Vitality 8 – Brinkmanship

A lot of people get off on brinkmanship, and being nearly late is a form of this. Why? I believe that it makes you feel alive, as the blood and adrenaline pump the system. I’m often nearly late for trains, yet have never missed one. That feeling as you settle in the seat and the train moves off– ah just made it – is very satisfying.  I’ve found it enlivening, invigorating. But is vigour vitality? No, it’s its poor macho cousin, and during lockdown the second, have decided to stop doing it: far better to leave plenty of time and notice what’s around you.  Besides, at my age, it may lead to a fall. Before seventy, one merely falls over, but after that it’s A Fall.
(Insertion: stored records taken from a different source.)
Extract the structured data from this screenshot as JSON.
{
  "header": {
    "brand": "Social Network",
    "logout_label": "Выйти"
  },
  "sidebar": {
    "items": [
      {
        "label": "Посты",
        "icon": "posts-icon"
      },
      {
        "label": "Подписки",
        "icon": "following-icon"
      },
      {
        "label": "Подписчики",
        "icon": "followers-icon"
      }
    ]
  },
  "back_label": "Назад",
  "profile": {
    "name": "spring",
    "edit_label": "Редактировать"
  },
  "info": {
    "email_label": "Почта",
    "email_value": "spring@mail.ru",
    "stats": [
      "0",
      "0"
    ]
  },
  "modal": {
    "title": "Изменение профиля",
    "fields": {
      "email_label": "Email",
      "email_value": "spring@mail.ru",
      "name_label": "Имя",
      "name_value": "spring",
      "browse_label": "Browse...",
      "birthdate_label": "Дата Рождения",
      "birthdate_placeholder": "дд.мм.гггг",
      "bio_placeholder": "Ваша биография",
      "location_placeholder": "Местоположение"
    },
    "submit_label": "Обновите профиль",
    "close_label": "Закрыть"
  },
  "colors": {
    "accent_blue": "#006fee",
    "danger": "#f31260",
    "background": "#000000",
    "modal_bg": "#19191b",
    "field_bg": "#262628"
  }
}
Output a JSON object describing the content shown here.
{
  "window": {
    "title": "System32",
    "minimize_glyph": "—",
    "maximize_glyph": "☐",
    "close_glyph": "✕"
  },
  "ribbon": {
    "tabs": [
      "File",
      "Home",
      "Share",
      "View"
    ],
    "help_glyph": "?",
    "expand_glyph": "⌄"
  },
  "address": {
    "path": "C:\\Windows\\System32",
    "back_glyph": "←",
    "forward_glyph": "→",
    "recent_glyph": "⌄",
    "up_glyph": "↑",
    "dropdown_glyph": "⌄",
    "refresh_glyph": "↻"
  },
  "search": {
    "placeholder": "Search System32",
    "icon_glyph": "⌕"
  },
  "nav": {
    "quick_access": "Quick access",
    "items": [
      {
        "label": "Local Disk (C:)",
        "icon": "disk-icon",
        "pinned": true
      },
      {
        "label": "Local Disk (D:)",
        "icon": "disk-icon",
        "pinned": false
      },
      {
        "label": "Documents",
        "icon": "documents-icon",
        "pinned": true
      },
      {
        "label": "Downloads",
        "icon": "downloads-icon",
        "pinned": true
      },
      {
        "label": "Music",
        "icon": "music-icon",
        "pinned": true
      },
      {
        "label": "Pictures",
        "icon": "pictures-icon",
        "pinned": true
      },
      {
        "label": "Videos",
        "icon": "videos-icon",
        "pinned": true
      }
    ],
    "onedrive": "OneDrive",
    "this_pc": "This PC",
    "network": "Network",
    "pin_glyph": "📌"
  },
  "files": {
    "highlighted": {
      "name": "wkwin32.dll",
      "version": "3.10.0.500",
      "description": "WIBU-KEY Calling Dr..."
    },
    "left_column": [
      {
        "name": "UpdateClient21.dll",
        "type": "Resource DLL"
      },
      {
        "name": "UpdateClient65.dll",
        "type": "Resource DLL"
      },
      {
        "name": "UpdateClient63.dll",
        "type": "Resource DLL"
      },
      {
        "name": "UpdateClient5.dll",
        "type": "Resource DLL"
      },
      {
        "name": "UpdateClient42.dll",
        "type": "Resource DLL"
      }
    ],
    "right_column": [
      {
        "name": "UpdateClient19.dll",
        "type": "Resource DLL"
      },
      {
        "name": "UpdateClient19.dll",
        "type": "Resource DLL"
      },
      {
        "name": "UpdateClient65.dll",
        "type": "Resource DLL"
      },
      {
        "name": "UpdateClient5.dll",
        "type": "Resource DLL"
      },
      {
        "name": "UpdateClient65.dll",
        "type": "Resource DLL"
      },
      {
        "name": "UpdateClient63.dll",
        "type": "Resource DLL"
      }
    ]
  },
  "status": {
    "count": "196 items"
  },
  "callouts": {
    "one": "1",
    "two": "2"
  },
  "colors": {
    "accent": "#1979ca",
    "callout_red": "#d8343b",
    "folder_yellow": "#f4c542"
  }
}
Something LD2 has taught me, is not to rush at things – especially trains.    In my recent creative calm I ‘ve noticed/spotted/seen/deciphered (delete where applicable) the form of the corona virus in all sorts of things, and here it is in a clock.  This is by Forest Gate station, where I just made it for a 2pm Saturday walk on Wanstead Flats with my walking group a few weeks ago.   By the way, since corona means crown and lots of people still like the Queen – why hasn’t our monarch been leaning into our TV sets, wishing us luck in ‘lorkdine’?   QE2nd for LD2nd.  A dereliction of duty of care I call it. But back to time, and brinkmanship.  If I’d missed that walk I’d have been very upset, not that I didn’t know where Wanstead flats was, but walking with others is a beautiful source of vitality.   It’s as if the clock’s corona crown said, this is the time, you don’t know how much is left to you – cherish it.